Unified file read/write interface

Astropy provides a unified interface for reading and writing data in different formats. For many common cases this will simplify the process of file I/O and reduce the need to master the separate details of all the I/O packages within Astropy. This functionality is still in active development and the number of supported formats will be increasing. For details on the implementation see I/O Registry (astropy.io.registry).

Getting started with Table I/O

The Table class includes two methods, read() and write(), that make it possible to read from and write to files.
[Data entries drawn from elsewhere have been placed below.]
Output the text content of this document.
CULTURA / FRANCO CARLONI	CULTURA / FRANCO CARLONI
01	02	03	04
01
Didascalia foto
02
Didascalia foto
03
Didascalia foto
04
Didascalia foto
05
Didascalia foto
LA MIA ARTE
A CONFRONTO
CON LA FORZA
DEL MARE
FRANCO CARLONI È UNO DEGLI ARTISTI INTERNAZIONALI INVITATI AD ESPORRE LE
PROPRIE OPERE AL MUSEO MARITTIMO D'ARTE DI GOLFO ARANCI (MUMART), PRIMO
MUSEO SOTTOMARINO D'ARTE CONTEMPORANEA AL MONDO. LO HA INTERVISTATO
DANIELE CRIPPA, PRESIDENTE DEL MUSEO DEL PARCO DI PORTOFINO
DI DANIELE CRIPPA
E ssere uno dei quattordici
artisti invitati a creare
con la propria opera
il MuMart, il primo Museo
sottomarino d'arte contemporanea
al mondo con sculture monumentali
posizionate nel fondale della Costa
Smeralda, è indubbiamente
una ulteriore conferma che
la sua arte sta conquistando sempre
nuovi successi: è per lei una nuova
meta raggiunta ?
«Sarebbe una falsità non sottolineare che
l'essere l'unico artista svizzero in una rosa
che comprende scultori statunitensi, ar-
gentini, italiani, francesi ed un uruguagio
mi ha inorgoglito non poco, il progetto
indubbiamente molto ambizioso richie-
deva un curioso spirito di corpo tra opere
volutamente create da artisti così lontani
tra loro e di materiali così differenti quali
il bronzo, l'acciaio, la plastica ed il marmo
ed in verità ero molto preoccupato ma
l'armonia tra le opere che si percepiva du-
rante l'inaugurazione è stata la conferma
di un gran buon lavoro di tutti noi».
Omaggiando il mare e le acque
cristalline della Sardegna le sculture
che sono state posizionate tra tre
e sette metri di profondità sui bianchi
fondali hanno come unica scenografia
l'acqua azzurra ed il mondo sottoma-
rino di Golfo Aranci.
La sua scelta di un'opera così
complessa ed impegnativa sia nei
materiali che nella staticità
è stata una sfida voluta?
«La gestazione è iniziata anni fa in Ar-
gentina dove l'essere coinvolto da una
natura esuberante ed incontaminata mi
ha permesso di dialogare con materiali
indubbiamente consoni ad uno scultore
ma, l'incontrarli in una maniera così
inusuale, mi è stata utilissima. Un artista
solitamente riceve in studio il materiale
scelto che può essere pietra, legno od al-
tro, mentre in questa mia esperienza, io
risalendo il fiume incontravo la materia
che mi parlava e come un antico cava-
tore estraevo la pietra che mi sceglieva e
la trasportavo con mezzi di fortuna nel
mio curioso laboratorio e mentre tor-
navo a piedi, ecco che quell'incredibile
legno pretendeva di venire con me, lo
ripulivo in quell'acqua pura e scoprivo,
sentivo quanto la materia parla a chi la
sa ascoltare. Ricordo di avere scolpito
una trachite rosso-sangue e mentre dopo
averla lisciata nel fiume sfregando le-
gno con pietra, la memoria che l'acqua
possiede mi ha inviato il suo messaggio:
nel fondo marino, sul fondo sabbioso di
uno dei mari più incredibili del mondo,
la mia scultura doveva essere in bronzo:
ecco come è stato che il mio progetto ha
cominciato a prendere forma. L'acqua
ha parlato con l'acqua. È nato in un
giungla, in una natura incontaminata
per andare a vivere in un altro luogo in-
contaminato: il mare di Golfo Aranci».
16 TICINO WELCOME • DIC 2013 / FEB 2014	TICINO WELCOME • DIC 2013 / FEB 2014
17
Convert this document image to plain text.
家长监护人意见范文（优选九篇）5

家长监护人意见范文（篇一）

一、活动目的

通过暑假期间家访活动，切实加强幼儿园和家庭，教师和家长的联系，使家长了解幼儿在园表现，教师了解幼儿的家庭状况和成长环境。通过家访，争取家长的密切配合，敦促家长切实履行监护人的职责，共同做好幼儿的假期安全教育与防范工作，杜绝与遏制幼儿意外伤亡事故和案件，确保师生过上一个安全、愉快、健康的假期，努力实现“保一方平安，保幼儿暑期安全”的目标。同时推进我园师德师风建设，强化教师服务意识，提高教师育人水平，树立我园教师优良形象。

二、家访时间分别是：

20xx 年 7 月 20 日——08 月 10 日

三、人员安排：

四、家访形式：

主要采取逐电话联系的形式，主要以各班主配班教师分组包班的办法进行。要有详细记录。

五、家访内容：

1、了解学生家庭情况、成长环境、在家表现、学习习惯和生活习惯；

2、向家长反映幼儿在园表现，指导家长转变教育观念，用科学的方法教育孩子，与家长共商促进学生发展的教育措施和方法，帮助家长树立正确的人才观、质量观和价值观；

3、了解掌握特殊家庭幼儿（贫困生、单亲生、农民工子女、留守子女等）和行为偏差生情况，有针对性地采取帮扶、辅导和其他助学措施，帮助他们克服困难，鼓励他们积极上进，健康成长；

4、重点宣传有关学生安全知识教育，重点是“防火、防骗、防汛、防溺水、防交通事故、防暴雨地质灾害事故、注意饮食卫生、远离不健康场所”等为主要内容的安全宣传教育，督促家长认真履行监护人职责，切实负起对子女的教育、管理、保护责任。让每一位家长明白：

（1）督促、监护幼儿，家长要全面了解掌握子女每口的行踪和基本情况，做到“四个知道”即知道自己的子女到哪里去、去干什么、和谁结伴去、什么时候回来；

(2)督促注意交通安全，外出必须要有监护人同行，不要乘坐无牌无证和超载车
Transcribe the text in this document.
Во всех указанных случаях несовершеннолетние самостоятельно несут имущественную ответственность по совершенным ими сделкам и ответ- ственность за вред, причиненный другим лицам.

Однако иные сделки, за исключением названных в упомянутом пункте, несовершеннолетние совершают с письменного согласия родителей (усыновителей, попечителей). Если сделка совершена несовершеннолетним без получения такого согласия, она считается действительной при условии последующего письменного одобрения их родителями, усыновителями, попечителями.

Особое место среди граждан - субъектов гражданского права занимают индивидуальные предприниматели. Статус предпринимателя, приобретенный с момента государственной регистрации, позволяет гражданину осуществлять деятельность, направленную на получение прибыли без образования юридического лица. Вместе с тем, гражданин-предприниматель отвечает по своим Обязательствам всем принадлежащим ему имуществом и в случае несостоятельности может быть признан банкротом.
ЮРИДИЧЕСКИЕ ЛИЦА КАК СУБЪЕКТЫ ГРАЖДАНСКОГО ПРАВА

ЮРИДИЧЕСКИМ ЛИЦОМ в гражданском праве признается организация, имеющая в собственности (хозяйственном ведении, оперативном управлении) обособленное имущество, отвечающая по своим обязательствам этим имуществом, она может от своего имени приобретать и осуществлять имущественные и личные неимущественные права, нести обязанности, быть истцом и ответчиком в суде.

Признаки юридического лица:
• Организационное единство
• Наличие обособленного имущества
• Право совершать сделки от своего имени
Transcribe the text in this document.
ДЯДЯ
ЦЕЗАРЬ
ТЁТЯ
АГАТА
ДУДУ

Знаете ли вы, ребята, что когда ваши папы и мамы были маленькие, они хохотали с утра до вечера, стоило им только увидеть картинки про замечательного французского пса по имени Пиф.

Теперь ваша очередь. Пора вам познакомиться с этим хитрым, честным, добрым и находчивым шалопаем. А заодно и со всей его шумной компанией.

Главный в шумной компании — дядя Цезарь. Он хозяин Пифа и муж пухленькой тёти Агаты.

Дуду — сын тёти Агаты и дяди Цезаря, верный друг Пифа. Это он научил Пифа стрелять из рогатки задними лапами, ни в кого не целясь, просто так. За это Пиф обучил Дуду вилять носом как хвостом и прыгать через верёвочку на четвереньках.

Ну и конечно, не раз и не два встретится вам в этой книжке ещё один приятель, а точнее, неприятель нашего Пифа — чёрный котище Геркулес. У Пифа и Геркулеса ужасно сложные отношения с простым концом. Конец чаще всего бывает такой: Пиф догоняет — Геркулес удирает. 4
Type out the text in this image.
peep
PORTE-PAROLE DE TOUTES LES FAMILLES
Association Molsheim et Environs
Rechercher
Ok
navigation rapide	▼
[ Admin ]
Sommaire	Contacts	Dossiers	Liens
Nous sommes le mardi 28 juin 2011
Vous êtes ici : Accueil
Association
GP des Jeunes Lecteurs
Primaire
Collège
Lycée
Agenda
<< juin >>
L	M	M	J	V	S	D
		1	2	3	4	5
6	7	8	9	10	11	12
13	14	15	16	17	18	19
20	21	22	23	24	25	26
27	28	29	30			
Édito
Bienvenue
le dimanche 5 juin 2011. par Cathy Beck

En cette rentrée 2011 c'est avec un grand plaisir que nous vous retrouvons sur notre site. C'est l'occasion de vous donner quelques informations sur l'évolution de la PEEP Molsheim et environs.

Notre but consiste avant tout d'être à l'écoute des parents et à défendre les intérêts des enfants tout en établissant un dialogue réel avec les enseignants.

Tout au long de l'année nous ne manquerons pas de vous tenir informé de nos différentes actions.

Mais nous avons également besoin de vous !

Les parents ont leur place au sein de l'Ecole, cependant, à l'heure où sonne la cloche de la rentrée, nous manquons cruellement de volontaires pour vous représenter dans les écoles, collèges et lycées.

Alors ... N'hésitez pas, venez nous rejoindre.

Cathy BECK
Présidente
A number of formats are automatically supported (see Built-in readers/writers) and new file formats and extensions can be registered with the Table class (see I/O Registry (astropy.io.registry)). After importing the Table class:

>>> from astropy.table import Table

the read() method should be used as:

>>> t = Table.read(filename, format='format')

where 'format' is the format of the file to read in, e.g.:

>>> t = Table.read('photometry.dat', format='daophot')

For certain file formats, the format can be automatically detected, for example from the filename extension:

>>> t = Table.read('table.tex')

Similarly, for writing, the format can be explicitly specified:

>>> t.write(filename, format='format')

but as for the read() method, the format may be automatically identified in some cases.

Any additional arguments specified will depend on the format (see e.g. see Built-in readers/writers)

Built-in readers/writers

ASCII formats

The read() and write() methods can be used to read and write formats supported by astropy.io.ascii:

IPAC

IPAC tables can be read with format='ipac':

>>> t = Table.read('2mass.tbl', format='ipac')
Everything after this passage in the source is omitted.